So I got an email from a good friend today asking if I'd send him some ideas about how I go about getting good at things that he could use for a lesson he is teaching this week. Let me count the ways.
1. Get inspired. It's important to find something you can really get into. This can either be because you have a friend who has a certain hobby or you've seen someone do something really amazing that makes you think, "Wow, I wish I could do that." Having genuine interest is a critical foundation that will keep you motivated when things get hard.
2. Get humble. We often think it's the people who are great at things who are prideful, but it's often just the opposite. Most people never make it past step 1. Why? Because we don't like to lose. We don't like to fail. And if you try your best at something, whether you win or lose, suddenly everyone knows what you're really made of. It's safer to just stay home, and say, "I could do that if I really tried," than to try and prove you can't. But safe gets you nowhere.
3. Fail. And get used to it. No one wins Olympic gold their first time out to the track. And even the best in the world fall off the balance beam. Those world-champions have worked, and fallen, and failed for 15 years in preparation for the moment when they really make it. There are injuries and coaches yelling at them. And the reason they're on that podium is because they had the humility and discipline to keep training regardless of it all. It's not that the successful are a different species that never gets discouraged. It's just that they keep working despite it all.

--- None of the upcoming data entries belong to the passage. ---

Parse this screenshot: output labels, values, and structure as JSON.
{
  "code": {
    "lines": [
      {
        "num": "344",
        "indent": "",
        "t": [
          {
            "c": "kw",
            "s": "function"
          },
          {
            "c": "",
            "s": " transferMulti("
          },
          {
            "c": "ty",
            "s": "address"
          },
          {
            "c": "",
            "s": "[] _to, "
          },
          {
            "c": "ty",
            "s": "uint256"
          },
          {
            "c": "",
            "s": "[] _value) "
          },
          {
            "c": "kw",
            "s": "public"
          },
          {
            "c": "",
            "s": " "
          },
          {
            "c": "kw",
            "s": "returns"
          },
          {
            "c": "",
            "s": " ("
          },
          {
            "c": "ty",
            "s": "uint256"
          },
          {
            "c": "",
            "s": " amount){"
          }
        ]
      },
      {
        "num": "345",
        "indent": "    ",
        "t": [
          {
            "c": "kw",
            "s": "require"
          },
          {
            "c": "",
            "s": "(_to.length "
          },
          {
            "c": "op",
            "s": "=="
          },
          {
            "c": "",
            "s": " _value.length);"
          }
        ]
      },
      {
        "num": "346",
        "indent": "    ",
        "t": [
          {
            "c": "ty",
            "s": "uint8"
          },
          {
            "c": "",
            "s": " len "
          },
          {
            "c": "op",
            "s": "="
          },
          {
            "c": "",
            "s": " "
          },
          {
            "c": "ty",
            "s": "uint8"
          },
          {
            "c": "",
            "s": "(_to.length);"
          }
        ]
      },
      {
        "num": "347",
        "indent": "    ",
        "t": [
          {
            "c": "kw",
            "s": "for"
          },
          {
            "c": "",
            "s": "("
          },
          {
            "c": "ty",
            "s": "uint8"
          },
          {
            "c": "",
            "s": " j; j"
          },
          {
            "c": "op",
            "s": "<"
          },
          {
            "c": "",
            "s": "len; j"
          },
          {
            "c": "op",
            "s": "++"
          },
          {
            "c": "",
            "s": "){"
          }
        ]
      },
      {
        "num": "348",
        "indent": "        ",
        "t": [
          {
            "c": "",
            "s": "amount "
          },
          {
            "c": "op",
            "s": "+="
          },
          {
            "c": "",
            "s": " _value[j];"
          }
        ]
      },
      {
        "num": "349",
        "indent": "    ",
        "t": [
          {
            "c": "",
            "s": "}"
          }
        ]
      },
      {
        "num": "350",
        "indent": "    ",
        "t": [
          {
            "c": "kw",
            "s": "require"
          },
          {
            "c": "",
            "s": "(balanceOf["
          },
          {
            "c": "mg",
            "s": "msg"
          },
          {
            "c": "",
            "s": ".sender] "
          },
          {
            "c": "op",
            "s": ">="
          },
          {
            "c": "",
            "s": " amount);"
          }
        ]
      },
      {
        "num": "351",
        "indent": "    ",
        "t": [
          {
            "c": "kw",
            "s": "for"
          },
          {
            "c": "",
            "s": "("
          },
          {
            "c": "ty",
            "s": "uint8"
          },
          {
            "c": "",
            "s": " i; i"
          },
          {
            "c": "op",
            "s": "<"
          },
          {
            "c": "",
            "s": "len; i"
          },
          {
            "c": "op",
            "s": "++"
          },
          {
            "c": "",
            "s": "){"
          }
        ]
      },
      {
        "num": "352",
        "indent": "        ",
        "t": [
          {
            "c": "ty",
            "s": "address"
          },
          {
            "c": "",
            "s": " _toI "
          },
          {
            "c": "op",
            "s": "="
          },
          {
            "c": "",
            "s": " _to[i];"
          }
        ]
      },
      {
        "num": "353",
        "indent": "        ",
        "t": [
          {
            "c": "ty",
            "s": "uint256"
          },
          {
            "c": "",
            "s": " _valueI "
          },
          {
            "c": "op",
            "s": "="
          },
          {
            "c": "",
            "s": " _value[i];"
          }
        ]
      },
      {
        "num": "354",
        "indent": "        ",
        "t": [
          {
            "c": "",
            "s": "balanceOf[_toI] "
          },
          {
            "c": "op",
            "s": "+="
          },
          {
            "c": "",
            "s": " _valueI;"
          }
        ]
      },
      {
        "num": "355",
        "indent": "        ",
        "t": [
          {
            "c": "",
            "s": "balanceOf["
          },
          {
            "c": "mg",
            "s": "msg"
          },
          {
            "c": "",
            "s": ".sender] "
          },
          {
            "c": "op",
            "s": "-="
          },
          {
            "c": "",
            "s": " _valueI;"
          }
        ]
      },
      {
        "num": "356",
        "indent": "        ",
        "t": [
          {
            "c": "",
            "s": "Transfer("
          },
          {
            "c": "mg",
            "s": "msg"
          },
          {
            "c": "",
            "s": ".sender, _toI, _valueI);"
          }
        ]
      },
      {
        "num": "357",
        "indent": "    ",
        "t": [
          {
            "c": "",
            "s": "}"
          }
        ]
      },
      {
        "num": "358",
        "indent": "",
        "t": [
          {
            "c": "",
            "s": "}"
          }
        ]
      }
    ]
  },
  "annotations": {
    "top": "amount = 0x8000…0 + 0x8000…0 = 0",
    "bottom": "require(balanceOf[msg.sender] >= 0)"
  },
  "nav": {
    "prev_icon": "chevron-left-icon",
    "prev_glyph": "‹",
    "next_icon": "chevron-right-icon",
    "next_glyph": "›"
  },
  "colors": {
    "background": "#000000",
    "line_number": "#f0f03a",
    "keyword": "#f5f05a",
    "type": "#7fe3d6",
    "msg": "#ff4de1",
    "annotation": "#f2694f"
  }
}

4. Be honest. If you do well, admit it. If you do poorly, admit it. Then ask why. The ability to analyze your own results is critical. You cannot always rely on a coach or mentor. Your friends won't tell you the truth. You have to do it yourself. Why did I fail? Was it overconfidence? Was I too slow? Inconsistent? Did I get angry? Lose focus? Simply outmatched? When you can find your own faults in an honest way, without belittling yourself, that's when you know what to work on tomorrow. And when you can admit that you did well, and why, that's when your personal feedback loop can offer motivation and critique independently, without the need for external validation. This is the only sustainable system.
5. Learn from people who are better than you. This won't work unless you've gotten past step 2. Find someone who is much, much better. Watch what they do. Copy it. Analyze it. Look for patterns. Then find someone else even better and repeat. The more perfect the example, the better. You might feel uncomfortable copying someone's style, but when you've learned from 15 different people, and taken the best parts of each, suddenly you have a unique style and approach. It's ok. Don't reinvent the wheel.
6. It's not sorcery. We often think that when someone can do something amazing, it's because they know some ancient Chinese secret we can never discover. The truth is, to be a master, one simply needs to master the basics. The best tennis players in the world aren't doing flips and hitting behind their back. They are doing the same strokes taught to the clumsiest beginners. They've just done their forehand so many times, and have developed such consistency, that they almost never miss. Same with their serve. And their backhand. And their chop, etc. It's about basics and consistency.
7. Stay humble. When you start winning, it's easy to call it good. But as soon as you decide you're really good, you've stopped improving. And there's always someone better. If you never lose, that means it's time to move on to a level of difficulty where you consistently fail again. And remember--you're not doing this to beat someone else. You're not doing it to impress anyone else. It's just for you.
8. Endure. It's hard. People often think others are born with skill. That it's somehow all a gift. There are some with more natural talent than others, but every single person who succeeds worked to get there. And every single person can become better than they are. With work. You may get sick. You may be tired. You may not have someone there telling you you're doing great. And the voice in your head may tell you you'll never make it. But in the end, all that matters is the goal, and if you keep your eye on the prize, all else will fall away, and you'll keep doing the small things that add up to success. Just keep swinging your forehand. Soon you'll be able to beat every single person who has not put that time into theirs. And then you'll keep on. You'll start at step one over and over, and do it all again. Just because you want it.